Abstract: The analysis of 29 completed surveys found that respondents spent most time on: documentation, education, and leisure integration. Respondents were also engaging in: education, mental health/counselling, research, community development, mentoring, recreation, and nontraditional occupational therapy interventions. Interventions respondents were not using, but which they thought would be useful were: addressing sexuality, forming support groups, driving assessment and practice, home visits, and self care. Findings from this study shed light on an emerging area of occupational therapy and identifies some of the interventions currently being used with refugees and asylum seekers.

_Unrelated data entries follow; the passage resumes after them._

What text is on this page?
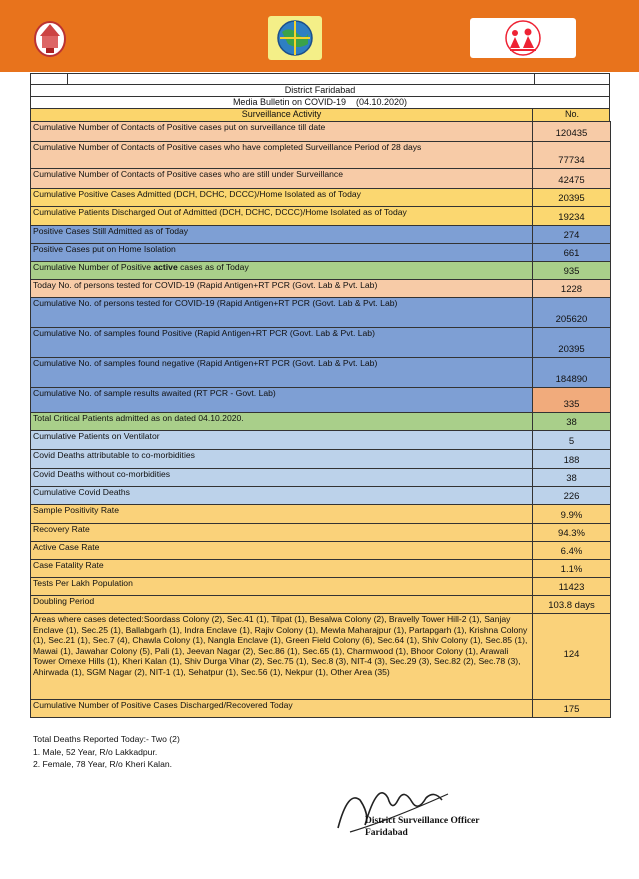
District Faridabad
Media Bulletin on COVID-19 (04.10.2020)
Surveillance Activity	No.
Cumulative Number of Contacts of Positive cases put on surveillance till date	120435
Cumulative Number of Contacts of Positive cases who have completed Surveillance Period of 28 days	77734
Cumulative Number of Contacts of Positive cases who are still under Surveillance	42475
Cumulative Positive Cases Admitted (DCH, DCHC, DCCC)/Home Isolated as of Today	20395
Cumulative Patients Discharged Out of Admitted (DCH, DCHC, DCCC)/Home Isolated as of Today	19234
Positive Cases Still Admitted as of Today	274
Positive Cases put on Home Isolation	661
Cumulative Number of Positive active cases as of Today	935
Today No. of persons tested for COVID-19 (Rapid Antigen+RT PCR (Govt. Lab & Pvt. Lab)	1228
Cumulative No. of persons tested for COVID-19 (Rapid Antigen+RT PCR (Govt. Lab & Pvt. Lab)	205620
Cumulative No. of samples found Positive (Rapid Antigen+RT PCR (Govt. Lab & Pvt. Lab)	20395
Cumulative No. of samples found negative (Rapid Antigen+RT PCR (Govt. Lab & Pvt. Lab)	184890
Cumulative No. of sample results awaited (RT PCR - Govt. Lab)	335
Total Critical Patients admitted as on dated 04.10.2020.	38
Cumulative Patients on Ventilator	5
Covid Deaths attributable to co-morbidities	188
Covid Deaths without co-morbidities	38
Cumulative Covid Deaths	226
Sample Positivity Rate	9.9%
Recovery Rate	94.3%
Active Case Rate	6.4%
Case Fatality Rate	1.1%
Tests Per Lakh Population	11423
Doubling Period	103.8 days
Areas where cases detected:Soordass Colony (2), Sec.41 (1), Tilpat (1), Besalwa Colony (2), Bravelly Tower Hill-2 (1), Sanjay Enclave (1), Sec.25 (1), Ballabgarh (1), Indra Enclave (1), Rajiv Colony (1), Mewla Maharajpur (1), Partapgarh (1), Krishna Colony (1), Sec.21 (1), Sec.7 (4), Chawla Colony (1), Nangla Enclave (1), Green Field Colony (6), Sec.64 (1), Shiv Colony (1), Sec.85 (1), Mawai (1), Jawahar Colony (5), Pali (1), Jeevan Nagar (2), Sec.86 (1), Sec.65 (1), Charmwood (1), Bhoor Colony (1), Arawali Tower Omexe Hills (1), Kheri Kalan (1), Shiv Durga Vihar (2), Sec.75 (1), Sec.8 (3), NIT-4 (3), Sec.29 (3), Sec.82 (2), Sec.78 (3), Ahirwada (1), SGM Nagar (2), NIT-1 (1), Sehatpur (1), Sec.56 (1), Nekpur (1), Other Area (35)	124
Cumulative Number of Positive Cases Discharged/Recovered Today	175
Total Deaths Reported Today:- Two (2)
1. Male, 52 Year, R/o Lakkadpur.
2. Female, 78 Year, R/o Kheri Kalan.
District Surveillance Officer
Faridabad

Finally, although it is not OT-specific research, we wanted to bring to your attention a recent Ontario-based study that was recently published in October 2018:
- Saunders, N.R., Gill, P. J., Holder, L., Vigod, S., Kurdyak, P., Gandhi, S., & Guttmann, A. (2018). Use of the emergency department as a first point of contact for mental health care by immigrant youth in Canada: a population-based study. Canadian Medical Association Journal, 190 (40), E1183-E1191.
The article’s conclusion indicates that “rates of first contact in the emergency department for youth mental health conditions in Ontario were highest among refugees and recent immigrants to Canada. This reflects poor access to timely mental health care that may be delivered in outpatient settings. Our findings suggest that immigrants face barriers using mental health services from a physician on an outpatient basis, but there is variability within immigrant groups. Better understanding of the barriers and enabling factors that contribute to use of mental health services and access to care are needed, including focusing efforts to reduce stigma and identify mental health problems early, before crises, in particular among refugee and newcomer youth and immigrants from Africa and Central America.”
This study was further highlighted in mainstream media with this Global News article – Immigrant, refugee youth end up in ER for mental health care more than others.
Mental health issues, especially when they reach a crisis point, can cause a significant disruption to meaningful occupational engagement and ultimately, the entire resettlement process and the person’s overall state of well-being. Refugees and recent immigrants may be more vulnerable in these states of crisis, in contrast to other non-newcomer youth, for a variety of reasons.
OTs can contribute to research that investigates barriers and enablers that newcomer youth encounter when in need of outpatient mental health services. OTs can be part of efforts to reduce stigma and identify mental health problems early-on among newcomer youth, and they can also join efforts to support their self-management and recovery process.